Em Moçambique, o Observatório do
Meio Rural aponta a pobreza como uma das possíveis causas dos ataques
armados em Cabo Delgado. E recomenda o diálogo e políticas de
inclusão social contra a violência.
A província nortenha de Cabo
Delgado está a ser alvo de ataques armados desde outubro de 2017,
que ainda não foram reivindicados. Os ataques provocaram já pelo
menos duas centenas de mortos, alguns dos quais decapitados, milhares de
deslocados e centenas de casas incendiadas.
O Observatório do Meio Rural
realizou um estudo sobre este fenómeno que atinge vários distritos de Cabo
Delgado, província onde se localiza um dos maiores projetos de exploração de
gás natural, no norte moçambicano.
Um dos autores do estudo, o
investigador João Feijó, disse à DW África que em Cabo Delgado reuniram-se
algumas condições para que despoletassem tensões violentas.
"Em primeiro lugar,
fenómenos de pobreza que já se prolongam há muitos anos. Mas depois, nos
últimos 10 anos assiste-se a uma grande euforia em torno da exploração de
recursos naturais", explicou Feijó, acrescentando que "estas
descobertas precipitaram muita gente para Cabo Delgado, aumentaram as
desigualdades sociais, algumas pessoas ganharam com aquilo, houve uma grande
pressão sobre terrenos e as populações locais grande parte delas não
beneficiaram com isto".
"Foram criadas expetativas
iniciais muito grandes, as pessoas pensavam que aquilo ia ser no curto prazo,
não foi", pontuou.
Desigualdades
João Feijó apontou ainda a
existência de desigualdades étnico-linguísticas.
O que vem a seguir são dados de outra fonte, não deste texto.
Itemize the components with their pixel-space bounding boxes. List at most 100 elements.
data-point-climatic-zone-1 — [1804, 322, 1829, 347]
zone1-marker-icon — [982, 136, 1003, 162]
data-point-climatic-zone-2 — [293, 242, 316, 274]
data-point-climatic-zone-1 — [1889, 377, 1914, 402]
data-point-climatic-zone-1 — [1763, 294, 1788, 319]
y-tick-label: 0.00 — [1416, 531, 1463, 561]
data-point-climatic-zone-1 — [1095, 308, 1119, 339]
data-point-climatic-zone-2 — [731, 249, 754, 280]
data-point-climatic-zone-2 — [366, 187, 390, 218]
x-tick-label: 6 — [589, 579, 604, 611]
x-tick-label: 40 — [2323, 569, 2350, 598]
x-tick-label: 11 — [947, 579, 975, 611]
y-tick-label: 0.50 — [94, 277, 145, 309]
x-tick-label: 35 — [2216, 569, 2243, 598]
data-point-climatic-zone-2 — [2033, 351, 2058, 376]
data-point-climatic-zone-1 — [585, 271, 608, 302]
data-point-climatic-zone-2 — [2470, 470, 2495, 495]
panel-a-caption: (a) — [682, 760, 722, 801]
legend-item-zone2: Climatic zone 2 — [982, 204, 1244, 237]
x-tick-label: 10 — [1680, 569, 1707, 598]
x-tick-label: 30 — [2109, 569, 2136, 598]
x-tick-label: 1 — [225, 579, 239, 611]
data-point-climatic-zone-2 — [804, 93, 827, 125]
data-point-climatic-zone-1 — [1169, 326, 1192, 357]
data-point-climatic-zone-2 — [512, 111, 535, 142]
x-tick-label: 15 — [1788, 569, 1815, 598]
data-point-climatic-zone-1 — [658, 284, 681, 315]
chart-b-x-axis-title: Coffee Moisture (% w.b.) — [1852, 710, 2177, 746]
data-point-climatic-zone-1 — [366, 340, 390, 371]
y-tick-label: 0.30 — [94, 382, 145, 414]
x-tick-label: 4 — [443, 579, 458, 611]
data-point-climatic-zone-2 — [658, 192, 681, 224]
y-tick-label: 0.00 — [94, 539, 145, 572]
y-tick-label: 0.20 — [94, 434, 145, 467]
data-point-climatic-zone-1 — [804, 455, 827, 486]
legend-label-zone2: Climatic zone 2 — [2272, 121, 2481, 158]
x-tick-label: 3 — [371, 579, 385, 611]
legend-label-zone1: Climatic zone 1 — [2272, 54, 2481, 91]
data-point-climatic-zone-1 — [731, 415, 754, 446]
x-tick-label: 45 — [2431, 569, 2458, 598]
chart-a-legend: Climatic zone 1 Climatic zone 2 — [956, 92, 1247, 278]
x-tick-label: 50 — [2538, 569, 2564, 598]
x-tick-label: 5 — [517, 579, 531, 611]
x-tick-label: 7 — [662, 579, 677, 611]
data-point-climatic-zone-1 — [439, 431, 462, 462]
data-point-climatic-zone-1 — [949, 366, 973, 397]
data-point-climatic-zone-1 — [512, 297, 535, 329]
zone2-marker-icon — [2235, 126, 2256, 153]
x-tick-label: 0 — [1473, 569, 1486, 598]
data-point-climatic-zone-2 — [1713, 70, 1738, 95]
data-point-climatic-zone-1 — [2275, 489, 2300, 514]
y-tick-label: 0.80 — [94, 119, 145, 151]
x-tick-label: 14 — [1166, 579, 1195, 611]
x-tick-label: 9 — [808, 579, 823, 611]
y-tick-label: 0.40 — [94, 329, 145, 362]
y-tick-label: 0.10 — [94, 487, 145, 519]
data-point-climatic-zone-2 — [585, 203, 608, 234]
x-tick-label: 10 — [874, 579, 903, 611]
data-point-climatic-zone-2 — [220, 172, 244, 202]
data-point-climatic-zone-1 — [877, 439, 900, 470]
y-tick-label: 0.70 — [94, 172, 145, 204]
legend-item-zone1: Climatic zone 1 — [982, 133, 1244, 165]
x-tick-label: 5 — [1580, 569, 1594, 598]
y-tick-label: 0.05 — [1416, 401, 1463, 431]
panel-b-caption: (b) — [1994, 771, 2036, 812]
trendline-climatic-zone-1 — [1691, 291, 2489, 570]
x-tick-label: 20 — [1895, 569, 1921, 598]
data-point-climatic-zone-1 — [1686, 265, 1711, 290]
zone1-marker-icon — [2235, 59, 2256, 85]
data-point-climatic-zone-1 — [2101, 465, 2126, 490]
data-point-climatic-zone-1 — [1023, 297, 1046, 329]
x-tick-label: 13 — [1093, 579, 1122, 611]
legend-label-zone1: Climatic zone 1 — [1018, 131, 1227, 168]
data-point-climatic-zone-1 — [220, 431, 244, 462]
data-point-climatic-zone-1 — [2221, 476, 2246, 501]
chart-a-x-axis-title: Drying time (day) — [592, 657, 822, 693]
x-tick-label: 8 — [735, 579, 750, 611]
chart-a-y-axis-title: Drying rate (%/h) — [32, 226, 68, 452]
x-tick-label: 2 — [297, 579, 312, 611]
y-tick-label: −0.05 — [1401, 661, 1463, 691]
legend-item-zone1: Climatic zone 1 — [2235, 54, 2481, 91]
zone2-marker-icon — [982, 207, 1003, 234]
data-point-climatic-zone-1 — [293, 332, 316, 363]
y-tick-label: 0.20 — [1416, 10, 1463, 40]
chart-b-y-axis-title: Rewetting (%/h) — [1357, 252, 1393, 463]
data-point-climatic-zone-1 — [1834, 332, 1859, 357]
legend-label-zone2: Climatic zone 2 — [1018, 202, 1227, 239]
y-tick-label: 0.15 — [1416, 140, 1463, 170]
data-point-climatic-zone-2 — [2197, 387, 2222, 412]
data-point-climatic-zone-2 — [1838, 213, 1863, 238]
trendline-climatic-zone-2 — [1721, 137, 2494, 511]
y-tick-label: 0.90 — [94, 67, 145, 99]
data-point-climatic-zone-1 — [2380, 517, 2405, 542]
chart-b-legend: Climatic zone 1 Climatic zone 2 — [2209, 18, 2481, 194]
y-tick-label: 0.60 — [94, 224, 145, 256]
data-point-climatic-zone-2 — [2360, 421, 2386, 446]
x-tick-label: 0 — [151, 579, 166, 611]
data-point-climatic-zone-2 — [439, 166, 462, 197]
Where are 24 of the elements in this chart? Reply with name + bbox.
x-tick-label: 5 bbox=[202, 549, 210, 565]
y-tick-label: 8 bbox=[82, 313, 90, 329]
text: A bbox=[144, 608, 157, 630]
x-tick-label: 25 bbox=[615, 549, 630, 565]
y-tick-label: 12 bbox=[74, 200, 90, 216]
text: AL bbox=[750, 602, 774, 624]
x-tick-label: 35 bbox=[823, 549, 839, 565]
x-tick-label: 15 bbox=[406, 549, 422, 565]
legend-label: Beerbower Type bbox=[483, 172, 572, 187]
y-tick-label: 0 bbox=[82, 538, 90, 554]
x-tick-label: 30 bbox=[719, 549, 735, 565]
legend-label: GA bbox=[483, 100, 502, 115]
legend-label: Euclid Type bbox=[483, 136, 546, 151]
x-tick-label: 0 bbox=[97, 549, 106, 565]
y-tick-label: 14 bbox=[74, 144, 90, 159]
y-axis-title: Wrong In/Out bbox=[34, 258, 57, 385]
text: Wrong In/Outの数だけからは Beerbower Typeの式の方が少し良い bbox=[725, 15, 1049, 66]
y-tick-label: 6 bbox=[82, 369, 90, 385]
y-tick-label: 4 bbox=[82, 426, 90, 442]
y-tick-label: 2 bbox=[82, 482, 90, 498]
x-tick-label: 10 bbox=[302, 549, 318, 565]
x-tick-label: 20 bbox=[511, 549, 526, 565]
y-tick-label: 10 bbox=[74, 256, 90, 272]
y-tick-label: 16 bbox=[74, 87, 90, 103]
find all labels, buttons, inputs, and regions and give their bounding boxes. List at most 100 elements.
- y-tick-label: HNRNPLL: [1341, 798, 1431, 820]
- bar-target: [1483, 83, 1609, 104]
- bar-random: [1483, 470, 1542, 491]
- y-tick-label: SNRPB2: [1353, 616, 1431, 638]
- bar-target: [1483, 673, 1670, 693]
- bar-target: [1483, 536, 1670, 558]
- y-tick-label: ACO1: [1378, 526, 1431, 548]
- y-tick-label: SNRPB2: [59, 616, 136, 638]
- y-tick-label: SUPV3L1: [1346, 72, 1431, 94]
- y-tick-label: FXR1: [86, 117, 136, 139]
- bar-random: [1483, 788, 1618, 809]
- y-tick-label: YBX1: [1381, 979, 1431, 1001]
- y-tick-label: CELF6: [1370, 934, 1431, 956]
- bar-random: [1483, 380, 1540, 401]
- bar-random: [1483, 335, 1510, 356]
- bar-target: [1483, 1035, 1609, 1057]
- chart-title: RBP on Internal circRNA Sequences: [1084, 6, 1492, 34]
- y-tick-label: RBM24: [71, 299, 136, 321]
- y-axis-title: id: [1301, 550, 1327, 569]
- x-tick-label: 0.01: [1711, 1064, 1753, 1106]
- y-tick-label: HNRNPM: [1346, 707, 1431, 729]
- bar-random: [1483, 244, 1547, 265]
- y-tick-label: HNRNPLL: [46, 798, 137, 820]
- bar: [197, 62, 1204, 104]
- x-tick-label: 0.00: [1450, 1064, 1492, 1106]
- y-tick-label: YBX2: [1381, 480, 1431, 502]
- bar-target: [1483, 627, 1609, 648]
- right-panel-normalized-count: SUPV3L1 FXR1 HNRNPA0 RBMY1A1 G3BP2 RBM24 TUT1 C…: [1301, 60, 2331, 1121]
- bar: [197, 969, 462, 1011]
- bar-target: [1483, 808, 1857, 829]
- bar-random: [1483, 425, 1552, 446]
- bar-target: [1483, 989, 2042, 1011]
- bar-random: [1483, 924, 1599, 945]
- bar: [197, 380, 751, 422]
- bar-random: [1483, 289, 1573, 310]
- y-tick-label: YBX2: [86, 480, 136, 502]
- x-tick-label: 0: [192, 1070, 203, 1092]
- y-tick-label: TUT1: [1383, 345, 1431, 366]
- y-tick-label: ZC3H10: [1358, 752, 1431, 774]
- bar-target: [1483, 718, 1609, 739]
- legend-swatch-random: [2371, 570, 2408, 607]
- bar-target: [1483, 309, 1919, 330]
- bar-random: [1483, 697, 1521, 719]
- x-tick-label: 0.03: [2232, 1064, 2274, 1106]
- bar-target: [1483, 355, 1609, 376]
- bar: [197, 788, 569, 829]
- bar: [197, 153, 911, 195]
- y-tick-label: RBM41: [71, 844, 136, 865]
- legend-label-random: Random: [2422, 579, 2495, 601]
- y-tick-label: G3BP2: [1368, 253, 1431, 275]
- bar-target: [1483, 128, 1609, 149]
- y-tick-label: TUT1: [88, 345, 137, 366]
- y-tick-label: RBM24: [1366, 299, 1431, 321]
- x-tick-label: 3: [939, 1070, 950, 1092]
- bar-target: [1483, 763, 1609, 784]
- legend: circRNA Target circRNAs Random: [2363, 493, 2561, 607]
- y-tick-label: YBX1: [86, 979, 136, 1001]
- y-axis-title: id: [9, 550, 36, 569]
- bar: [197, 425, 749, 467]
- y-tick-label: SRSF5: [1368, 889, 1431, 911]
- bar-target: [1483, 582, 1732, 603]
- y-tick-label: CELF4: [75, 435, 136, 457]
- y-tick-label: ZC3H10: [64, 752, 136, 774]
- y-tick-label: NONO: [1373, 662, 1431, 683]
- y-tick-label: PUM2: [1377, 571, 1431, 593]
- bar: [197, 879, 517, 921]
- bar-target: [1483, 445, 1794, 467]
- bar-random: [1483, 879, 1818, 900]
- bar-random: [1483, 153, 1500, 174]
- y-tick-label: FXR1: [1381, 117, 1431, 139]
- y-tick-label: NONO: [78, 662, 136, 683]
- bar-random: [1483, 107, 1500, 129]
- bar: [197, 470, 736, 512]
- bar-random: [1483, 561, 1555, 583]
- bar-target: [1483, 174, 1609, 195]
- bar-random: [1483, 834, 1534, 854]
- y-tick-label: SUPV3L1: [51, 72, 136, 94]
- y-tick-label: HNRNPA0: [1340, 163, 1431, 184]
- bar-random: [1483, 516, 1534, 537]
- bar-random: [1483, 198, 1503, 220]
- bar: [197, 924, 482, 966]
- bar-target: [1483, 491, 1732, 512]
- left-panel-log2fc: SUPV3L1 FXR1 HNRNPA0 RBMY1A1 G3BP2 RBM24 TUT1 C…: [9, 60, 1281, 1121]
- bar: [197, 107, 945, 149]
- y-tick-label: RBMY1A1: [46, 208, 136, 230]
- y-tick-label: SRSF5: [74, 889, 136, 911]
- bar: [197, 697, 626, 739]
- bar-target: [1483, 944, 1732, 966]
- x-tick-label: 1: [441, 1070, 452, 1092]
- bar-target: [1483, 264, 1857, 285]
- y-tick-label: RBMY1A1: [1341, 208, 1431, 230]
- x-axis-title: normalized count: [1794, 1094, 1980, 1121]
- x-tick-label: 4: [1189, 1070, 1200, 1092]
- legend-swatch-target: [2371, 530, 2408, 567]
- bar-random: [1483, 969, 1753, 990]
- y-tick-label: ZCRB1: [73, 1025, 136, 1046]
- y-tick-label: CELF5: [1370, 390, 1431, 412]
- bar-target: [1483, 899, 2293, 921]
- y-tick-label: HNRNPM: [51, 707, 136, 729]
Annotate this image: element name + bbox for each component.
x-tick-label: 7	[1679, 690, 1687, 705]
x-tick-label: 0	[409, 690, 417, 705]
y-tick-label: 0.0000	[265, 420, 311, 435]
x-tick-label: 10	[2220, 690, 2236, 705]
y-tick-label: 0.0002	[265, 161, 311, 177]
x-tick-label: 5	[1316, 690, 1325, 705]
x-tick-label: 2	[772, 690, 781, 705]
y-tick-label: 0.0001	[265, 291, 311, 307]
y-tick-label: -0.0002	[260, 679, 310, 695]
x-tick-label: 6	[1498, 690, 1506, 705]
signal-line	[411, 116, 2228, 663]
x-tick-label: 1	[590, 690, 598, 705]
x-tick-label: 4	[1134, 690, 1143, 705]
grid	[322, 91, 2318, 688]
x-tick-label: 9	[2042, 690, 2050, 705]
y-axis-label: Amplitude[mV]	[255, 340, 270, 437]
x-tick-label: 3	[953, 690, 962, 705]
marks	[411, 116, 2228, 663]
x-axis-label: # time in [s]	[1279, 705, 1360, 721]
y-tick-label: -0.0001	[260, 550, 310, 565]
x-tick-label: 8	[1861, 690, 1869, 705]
A zona onde se registam os
ataques é predominante da etnia Mwani, um grupo que se considera vítima de
estigmatização.
O investigador ressaltou também a
existência de movimentos hiperradicais e hiperextremistas islâmicos que
utilizam interpretações fanáticas do alcorão, a existência de jovens que
estudaram no golfo pérsico e que no regresso ao país não encontraram
enquadramento nas mesquitas, e ainda conflitos entre várias facções reclamando
autoridade sobre o islão.
Comentando esta semana sobre os
ataques armados em Cabo Delgado, a Procuradora-Geral Adjunta da
República, Amébia Chuquela, disse existirem sinais e indicações que podem levar
mais tarde a afirmar que se está em face de terrorismo ou de extremismo
violento.
"Nós só podemos resolver a
questão de Cabo Delgado se nós começarmos também a pensar em investir nos
órgãos que estão aqui no terreno a fazer a investigação, a fazer a prossecução
e a fazer o julgamento destes casos", afirmou Chuquela.
Reforço institucional
O reforço institucional de
organizações relacionadas com a investigação criminal e Justiça constitui uma
das recomendações do estudo do Observatório do Meio Rural, o qual defende,
igualmente, que importa repensar a estratégia de aposta numa única solução: a
militar. "Acho que a via militar pode criar mais ressentimentos entre as
populacoes", considerou o investigador João Feijó.
"Acredito que isto aqui
implica negociações, implica um reforço positivo desta
população no sentido de inclusão social, politicas de emprego, politicas
formação, de educação. Portanto, é preciso haver um grande investimento naquela
zona. Acredito que é preciso que haja amnistias para estas populações
entregarem as armas".
Por seu turno, a
Procuradora-Geral Adjunta da República, Amabélia Chuquela, alerta
que "se nós não conseguirmos controlar a tempo e não investirmos
exatamente na prevenção e na repressão este fenómeno pode alastrar-se para
outras províncias".
O investigador João Feijó
partilha do mesmo ponto de vista: "Até a alta Zambézia encontramos uma
faixa que tem características semelhantes ao norte de Cabo Delgado
maioritariamente islâmico, grande pobreza, emergência de desigualdades sociais,
presenca de grandes investimentos quer extractivos quer turismo . Portanto, há
condicoes para se espalhar para o sul".
O estudo do Observatório do Meio
Rural recomenda, entre outras medidas, o aprofundamento da pesquisa
multidisciplinar sobre a insurgência armada, a promoção de políticas de
inclusão social, a enfatização das tradições locais de tolerância, a procura de
soluções regionais, a fiscalização do financiamento de organizacões religiosas
e de processos de branqueamento de capitais.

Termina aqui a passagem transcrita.